Kind of a piss-poor way to start off The World's Greatest Comic Magazine, huh? It looks a little rushed to me. The composition isn't Kirby's best, the backgrounds are kind of sketchy, the Thing's back is to the camera... I mean, the mole monster is pretty awesome, and I still wish they drew the Human Torch with that kind of flame detail now. But overall... Eh.

Of course, Lee and Kirby improved rapidly.

Thingbeard notwithstanding.

Saturday, August 6, 2011

Bats, Gods, and Other Assorted Freaks: FUNNYBOOKSINREVIEWAREGO!!!

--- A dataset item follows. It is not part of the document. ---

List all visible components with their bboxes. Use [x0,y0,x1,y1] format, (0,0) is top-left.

Lots of really fascinating comics material has come out in the last little bit: Grant Morrison's Supergods, Ray Fawkes' One Soul, Dave McKean's Celluloid, Jim Woodring's Congress of the Animals, the new League of Extraordinary Gentlemen... All great books deserving of in-depth reviews. But honestly? I'm a little too tired from my day job right now to discuss them with the sort of intelligence they deserve. So instead, I think I'll just engage in something we haven't seen too much of around the nerd farm lately: straight-up reviews. That's right. It's that time again: FUNNYBOOKSINREVIEWAREGO!!!

Batman Incorporated #7
by Grant Morrison and Chris Burnham

You knew I had to start with Batman, right?

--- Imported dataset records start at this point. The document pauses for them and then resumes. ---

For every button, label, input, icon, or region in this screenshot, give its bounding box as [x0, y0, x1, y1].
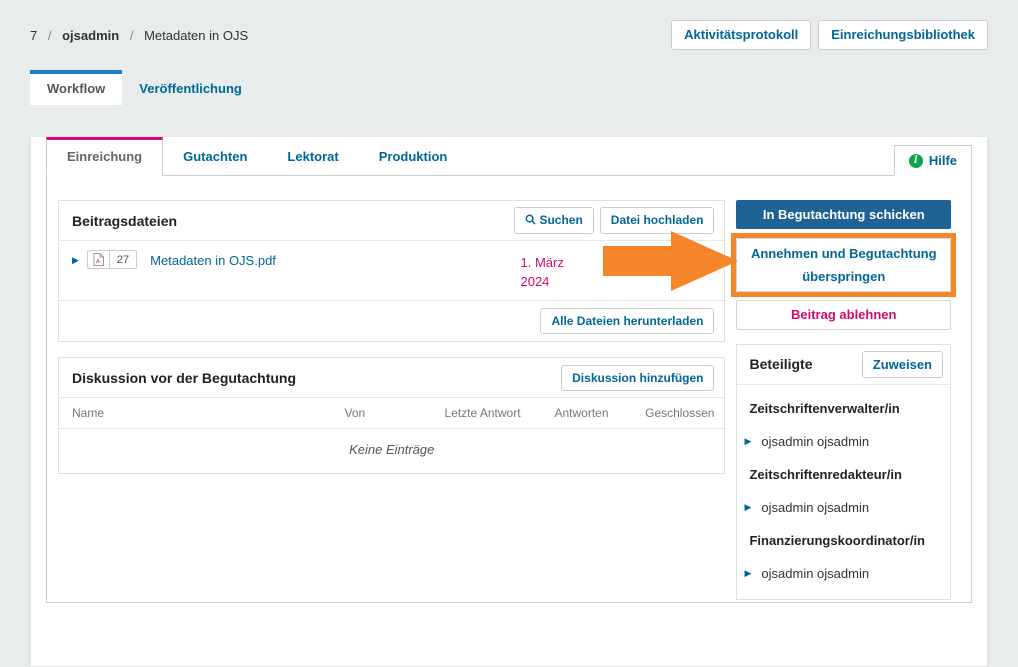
- tab-review[interactable]: Gutachten: [163, 138, 267, 175]
- activity-log-button[interactable]: Aktivitätsprotokoll: [671, 20, 811, 50]
- tab-workflow[interactable]: Workflow: [30, 70, 122, 105]
- decline-submission-button[interactable]: Beitrag ablehnen: [736, 300, 951, 330]
- svg-text:A: A: [96, 259, 100, 265]
- accept-skip-review-button[interactable]: Annehmen und Begutachtung überspringen: [736, 238, 951, 292]
- left-column: Beitragsdateien Suchen Datei hochladen ▶…: [58, 200, 725, 602]
- info-icon: i: [909, 154, 923, 168]
- participant-role: Finanzierungskoordinator/in: [744, 523, 938, 558]
- pre-review-discussion-panel: Diskussion vor der Begutachtung Diskussi…: [58, 357, 725, 474]
- participant-role: Zeitschriftenredakteur/in: [744, 457, 938, 492]
- column-closed: Geschlossen: [639, 406, 714, 420]
- help-button[interactable]: i Hilfe: [894, 145, 972, 176]
- participant-name: ojsadmin ojsadmin: [761, 566, 869, 581]
- help-label: Hilfe: [929, 153, 957, 168]
- highlight-annotation-box: Annehmen und Begutachtung überspringen: [731, 233, 956, 297]
- file-upload-date: 1. März 2024: [520, 253, 574, 291]
- column-replies: Antworten: [554, 406, 639, 420]
- breadcrumb: 7 / ojsadmin / Metadaten in OJS: [30, 28, 248, 43]
- participants-panel-title: Beteiligte: [749, 356, 812, 372]
- download-all-files-button[interactable]: Alle Dateien herunterladen: [540, 308, 714, 334]
- expand-participant-icon[interactable]: ▶: [744, 436, 751, 447]
- breadcrumb-separator: /: [48, 28, 52, 43]
- file-id: 27: [110, 251, 136, 268]
- expand-participant-icon[interactable]: ▶: [744, 502, 751, 513]
- file-row: ▶ A 27 Metadaten in OJS.pdf 1. März 2024: [59, 241, 724, 301]
- tab-submission[interactable]: Einreichung: [46, 137, 163, 176]
- send-to-review-button[interactable]: In Begutachtung schicken: [736, 200, 951, 229]
- search-label: Suchen: [539, 213, 582, 227]
- main-tab-bar: Workflow Veröffentlichung: [30, 70, 988, 105]
- assign-button[interactable]: Zuweisen: [862, 351, 943, 379]
- discussion-panel-header: Diskussion vor der Begutachtung Diskussi…: [59, 358, 724, 398]
- tab-publication[interactable]: Veröffentlichung: [122, 72, 259, 105]
- column-name: Name: [72, 406, 344, 420]
- column-from: Von: [344, 406, 444, 420]
- add-discussion-button[interactable]: Diskussion hinzufügen: [561, 365, 714, 391]
- participants-panel-header: Beteiligte Zuweisen: [737, 345, 950, 386]
- files-panel-footer: Alle Dateien herunterladen: [59, 301, 724, 341]
- breadcrumb-submission-id: 7: [30, 28, 37, 43]
- pdf-file-icon: A: [88, 251, 110, 268]
- stage-content: Beitragsdateien Suchen Datei hochladen ▶…: [46, 175, 972, 603]
- discussion-panel-title: Diskussion vor der Begutachtung: [72, 370, 296, 386]
- submission-library-button[interactable]: Einreichungsbibliothek: [818, 20, 988, 50]
- submission-files-panel: Beitragsdateien Suchen Datei hochladen ▶…: [58, 200, 725, 342]
- file-name-link[interactable]: Metadaten in OJS.pdf: [150, 253, 276, 268]
- column-last-reply: Letzte Antwort: [444, 406, 554, 420]
- files-panel-title: Beitragsdateien: [72, 213, 177, 229]
- breadcrumb-title: Metadaten in OJS: [144, 28, 248, 43]
- search-button[interactable]: Suchen: [514, 207, 593, 233]
- right-column: In Begutachtung schicken Annehmen und Be…: [736, 200, 951, 602]
- discussion-column-headers: Name Von Letzte Antwort Antworten Geschl…: [59, 398, 724, 429]
- breadcrumb-separator: /: [130, 28, 134, 43]
- top-actions: Aktivitätsprotokoll Einreichungsbiblioth…: [671, 20, 988, 50]
- participant-user[interactable]: ▶ ojsadmin ojsadmin: [744, 426, 938, 457]
- participant-role: Zeitschriftenverwalter/in: [744, 391, 938, 426]
- breadcrumb-author[interactable]: ojsadmin: [62, 28, 119, 43]
- tab-copyediting[interactable]: Lektorat: [267, 138, 358, 175]
- participants-list: Zeitschriftenverwalter/in ▶ ojsadmin ojs…: [737, 385, 950, 599]
- participant-user[interactable]: ▶ ojsadmin ojsadmin: [744, 558, 938, 589]
- search-icon: [525, 214, 536, 225]
- expand-file-icon[interactable]: ▶: [72, 255, 79, 266]
- upload-file-button[interactable]: Datei hochladen: [600, 207, 715, 233]
- discussion-empty-state: Keine Einträge: [59, 429, 724, 473]
- workflow-card: Einreichung Gutachten Lektorat Produktio…: [30, 137, 988, 667]
- file-id-group: A 27: [87, 250, 137, 269]
- expand-participant-icon[interactable]: ▶: [744, 568, 751, 579]
- participants-panel: Beteiligte Zuweisen Zeitschriftenverwalt…: [736, 344, 951, 601]
- participant-user[interactable]: ▶ ojsadmin ojsadmin: [744, 492, 938, 523]
- top-bar: 7 / ojsadmin / Metadaten in OJS Aktivitä…: [0, 0, 1018, 56]
- participant-name: ojsadmin ojsadmin: [761, 500, 869, 515]
- stage-tab-bar: Einreichung Gutachten Lektorat Produktio…: [46, 137, 972, 175]
- files-panel-header: Beitragsdateien Suchen Datei hochladen: [59, 201, 724, 241]
- participant-name: ojsadmin ojsadmin: [761, 434, 869, 449]
- tab-production[interactable]: Produktion: [359, 138, 468, 175]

With all the over-arching plot and mysteries in this book, surrounding not only the evil bad guys' schemes but also Batman's own, it's easy to forget that, really, Batman Incorporated is all about Grant Morrison having fun with some of the goofier aspects of the Bat-Myth. Nowhere is that more clear than in this issue, which is a low-rent re-working of RIP, on the rez, starring Chief Man-of-Bats. It's touching and funny, and embraces the ridiculousness of the character...

Riding. A. Buffalo.
...while still acknowledging the very real problems facing the Native American population. I came away from the issue feeling like Man-of-Bats, for all his limitations, might just help more people on a real, personal level than Batman himself ever has. As Bats himself says, "It doesn't have to take millions... The idea just works."

Grade: A-

Detective Comics # 879
by Scott Snyder and Francesco Francavilla

Decided to give Snyder's Detective run another try, and was impressed. The story, about Jim Gordon looking into the supposed rehabilitation of his son, James Jr, was a tense, low-key little mystery story with a sad and kind of terrifying ending. I did spend much of the story kind of confused, since I was under the impression that James Jr was dead, when he's instead, apparently, a psychopath. The Wikipedia didn't entirely clear things up for me, either; it confirmed his not-deadness, but said nothing about him being crazy. Of course, the same entry (for Commissioner Gordon himself) also fed me some kind of convoluted bullshit about Barbara Gordon not being the Commissioner's biological daughter, which made me want to take this whole weird Gordon family history and chuck it out a window from a very great height.